Page 43 of Shadow

I tilted my head just enough to glance back at the hellhounds.

One of them was watching me.

Its unblinking, inky-black eyes followed every movement, and for a fleeting moment, a chilling thought crossed my mind.

Itunderstood.

Somehow, it understood.

There was intelligence lurking in those dark, monstrous eyes. An intelligence that shouldn’t have been there.

Chapter Sixteen

King

She was human, I reminded myself. Not weak, just human.

“Stay with me,” I muttered under my breath as I carried her back to my room.

Her hair brushed against my face, and I couldn’t ignore her scent. It drew me in, and I knew this wasn’t a good thing.

“Please put me down,” she said softly when we were halfway to our destination.

I stopped and lowered her legs slowly, tilting her upright. She stumbled slightly, her hands reaching for the wall to steady herself. Hanging her head, she took a few shuddering breaths. Moments later, she bent over, her palms on her knees, drawing in deep, gulping breaths of air.

I stayed silent, giving her time to regain control.

“It was a panic attack,” she finally said, a little steadier now. “I get them occasionally.”

She straightened, closed her eyes briefly, and exhaled deeply. “You have given me a lot to think about. Please, take me to my room so I can sort it out.”

Sweat beaded on her temple, causing a few strands of hair to stick to her pale, damp skin. Skin that looked impossibly soft. I shoved the thought aside.

“This way,” I said, pointing to the right before walking ahead of her, deliberately putting some distance between us.

The sound of her sluggish footsteps trailed behind me. Beast remained oddly quiet, which was a surprise. When I picked her up, he didn’t stir. Not even a whisper.

I was the one who struggled. Seeing her in distress, having her so close. It got to me.

But she was human and worked for the Federation. I could never allow myself to forget that.

I owed her father, but I did not owe her government. That was where the problem lay. Right then, I couldn’t trust her to leave with the hellhound information. Not yet. We still didn’t know what the Federation knew, and that uncertainty was dangerous. We were waiting for confirmation of what we believed, and it could come at any time. Until we had the truth, she wasn’t going anywhere.

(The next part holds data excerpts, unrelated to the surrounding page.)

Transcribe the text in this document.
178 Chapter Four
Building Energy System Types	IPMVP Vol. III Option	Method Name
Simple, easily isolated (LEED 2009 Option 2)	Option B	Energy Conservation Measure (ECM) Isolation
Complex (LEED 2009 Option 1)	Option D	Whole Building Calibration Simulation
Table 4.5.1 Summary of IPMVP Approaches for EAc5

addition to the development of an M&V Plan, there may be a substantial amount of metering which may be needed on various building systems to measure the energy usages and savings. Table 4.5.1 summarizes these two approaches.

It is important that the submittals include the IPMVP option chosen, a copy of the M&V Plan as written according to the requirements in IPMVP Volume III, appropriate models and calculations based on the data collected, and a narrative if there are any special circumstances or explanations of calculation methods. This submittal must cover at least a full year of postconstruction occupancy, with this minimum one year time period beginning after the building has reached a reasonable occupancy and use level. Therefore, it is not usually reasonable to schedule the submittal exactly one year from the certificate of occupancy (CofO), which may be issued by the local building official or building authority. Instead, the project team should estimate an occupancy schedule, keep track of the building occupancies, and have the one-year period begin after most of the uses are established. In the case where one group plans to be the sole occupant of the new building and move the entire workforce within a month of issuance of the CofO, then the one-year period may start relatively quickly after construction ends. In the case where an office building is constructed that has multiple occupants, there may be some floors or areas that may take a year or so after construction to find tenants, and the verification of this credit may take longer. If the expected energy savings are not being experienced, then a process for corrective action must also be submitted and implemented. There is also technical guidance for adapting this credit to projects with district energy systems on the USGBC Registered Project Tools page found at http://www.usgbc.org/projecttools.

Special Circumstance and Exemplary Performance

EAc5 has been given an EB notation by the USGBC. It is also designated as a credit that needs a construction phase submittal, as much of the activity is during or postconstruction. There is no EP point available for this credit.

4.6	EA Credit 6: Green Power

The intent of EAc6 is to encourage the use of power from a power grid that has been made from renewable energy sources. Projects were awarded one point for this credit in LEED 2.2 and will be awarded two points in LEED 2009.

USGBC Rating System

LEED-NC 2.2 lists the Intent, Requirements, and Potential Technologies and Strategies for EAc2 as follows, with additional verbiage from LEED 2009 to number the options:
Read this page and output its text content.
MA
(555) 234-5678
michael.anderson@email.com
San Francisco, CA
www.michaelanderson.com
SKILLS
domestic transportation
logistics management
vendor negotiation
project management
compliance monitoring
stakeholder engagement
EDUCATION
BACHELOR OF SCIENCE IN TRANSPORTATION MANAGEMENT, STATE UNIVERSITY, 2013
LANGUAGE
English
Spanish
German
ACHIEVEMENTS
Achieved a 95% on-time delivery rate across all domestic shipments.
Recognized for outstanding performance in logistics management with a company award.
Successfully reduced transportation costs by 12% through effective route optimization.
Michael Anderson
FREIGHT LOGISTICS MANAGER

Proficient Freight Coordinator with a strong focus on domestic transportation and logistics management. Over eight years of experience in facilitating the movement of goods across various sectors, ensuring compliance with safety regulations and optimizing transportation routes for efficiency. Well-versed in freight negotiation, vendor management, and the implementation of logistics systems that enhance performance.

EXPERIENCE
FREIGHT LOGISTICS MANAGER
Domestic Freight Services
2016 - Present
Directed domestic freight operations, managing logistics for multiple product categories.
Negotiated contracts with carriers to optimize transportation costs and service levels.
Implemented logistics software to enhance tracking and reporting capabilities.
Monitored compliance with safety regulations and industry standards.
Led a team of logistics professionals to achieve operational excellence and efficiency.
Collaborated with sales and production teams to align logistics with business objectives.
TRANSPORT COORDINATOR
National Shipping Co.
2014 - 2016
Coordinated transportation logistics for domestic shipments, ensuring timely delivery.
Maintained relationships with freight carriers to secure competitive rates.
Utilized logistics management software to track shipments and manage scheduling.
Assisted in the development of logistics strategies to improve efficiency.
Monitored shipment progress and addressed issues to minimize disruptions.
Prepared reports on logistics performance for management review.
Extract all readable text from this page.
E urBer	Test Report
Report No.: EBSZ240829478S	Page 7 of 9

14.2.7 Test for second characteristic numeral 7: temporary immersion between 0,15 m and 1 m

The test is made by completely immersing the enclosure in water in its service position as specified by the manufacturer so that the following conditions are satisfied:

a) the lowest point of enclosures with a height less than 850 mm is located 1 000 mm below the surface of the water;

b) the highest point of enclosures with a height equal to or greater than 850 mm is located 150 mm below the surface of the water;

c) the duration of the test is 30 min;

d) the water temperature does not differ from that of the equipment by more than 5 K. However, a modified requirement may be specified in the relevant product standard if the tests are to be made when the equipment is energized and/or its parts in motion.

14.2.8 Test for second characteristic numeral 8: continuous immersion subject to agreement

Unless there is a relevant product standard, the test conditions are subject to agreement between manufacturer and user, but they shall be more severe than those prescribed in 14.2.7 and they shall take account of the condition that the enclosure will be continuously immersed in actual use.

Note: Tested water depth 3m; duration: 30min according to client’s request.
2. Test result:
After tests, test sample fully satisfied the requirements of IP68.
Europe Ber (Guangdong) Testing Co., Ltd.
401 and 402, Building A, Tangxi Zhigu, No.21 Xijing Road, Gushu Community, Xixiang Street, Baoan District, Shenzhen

Greystone had kept a journal, and through it, we pieced together fragments of the conversations Secretary of Defense Church had with him. It shouldn’t matter, but it did. The Federation needed to come clean and share everything they knew about the hellhounds.

If we had worked together from the beginning, we might have developed a more effective way to destroy them. Something better than the gruesome task of severing individual heads.

From what we studied, we believed the first wave of hounds was made up of those who had died within the past fifty years. The next wave could possibly hold those who were older.

The question was: Would they be stronger? Weaker? Smarter? We didn’t know.

What we did know was that these creatures were intelligent on some level. They tested their restraints methodically, and once they determined escape wasn’t possible,they stopped trying. They waited. That kind of patience wasn’t lost on any of us.

What we didn’t know was whether they could communicate with each other. We had been running experiments to prove or disprove this theory, but so far, we had made no progress.

When they first attacked, they came in wave after wave. That was why we suspected they might have some form of communication. If they could communicate, we’d figure out how, and we’d use it to our advantage.

I wasn’t entirely honest with Marinah about what we had discovered. From documentation my Warriors had recovered in the U.S., it was clear that the old government had known what was happening long before the first electromagnetic waves hit.